Seating Therapy

Apr 13, 2007 16:49

Seating Therapy



I have been honing my craft as a seating therapist for the past seven months. Seating therapy is pretty much a novelty in physical rehabilitation medicine, especially in the Philippines. The wheelchair is a dangerous thing to be on, and our chief mission has been to design seats with accessories that best conform and adapt to a patient’s specific disability, size, lifestyle, goals, and environment.

Most people know only about hospital-type or institutional wheelchairs, which are one-size-fits-all and are, therefore, ill-fitting and inadequate for permanent use. Worse, wheelchairs in third world countries are not prescribed with pressure-relieving cushions, an oversight that can lead to pressure sores in the butt. Pressure sores, of course, are deadly.

Above is Shen, a nine-year-old child in Mindanao born with spinal muscular atrophy. She lives in a cramped and dark room, with a bed that has no mattress. With her new supportive seat, her family can now bring her outside on a whim to breathe the fresh air in the yard, without poor Mama having to carry her in her arms.

The very act of sitting up cleared up Shen’s congested chest. The wheezing stopped, almost like a miracle.
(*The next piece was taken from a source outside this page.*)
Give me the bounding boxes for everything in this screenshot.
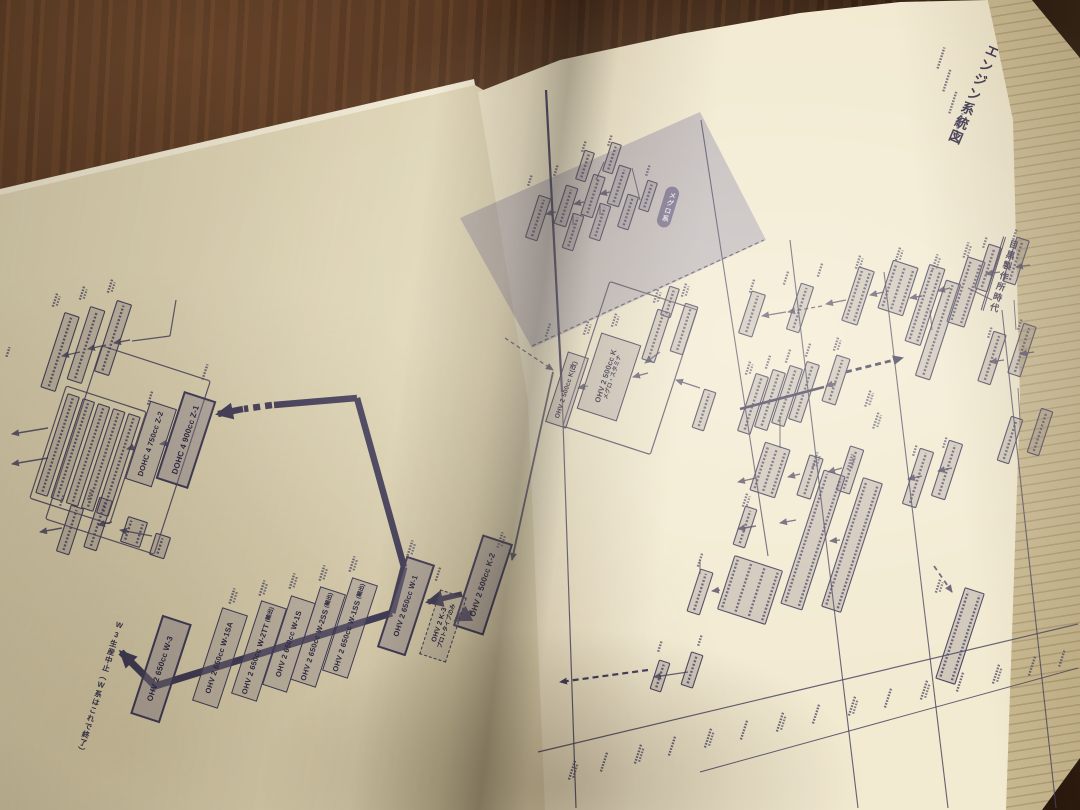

Her scoliosis will most likely progress, but I am hoping that the upright, balanced orientation of the trunk, replete with lateral supports, will retard it. In Shen's case the scoliosis is caused by the asymmetric muscle control on the spine, which happens to growing persons with disabilities condemned to a life on bed, their sole interaction only with the ceiling.





There's my countenance, shining with toil. Fitted this kid for an hour in a room that resembled an oven. Man did I sweat. Plus I had to launch into some special education stuff out of the blue. I had a truly wonderful time, though. Sharp kid. Athetoid cerebral palsy cases are smart like that.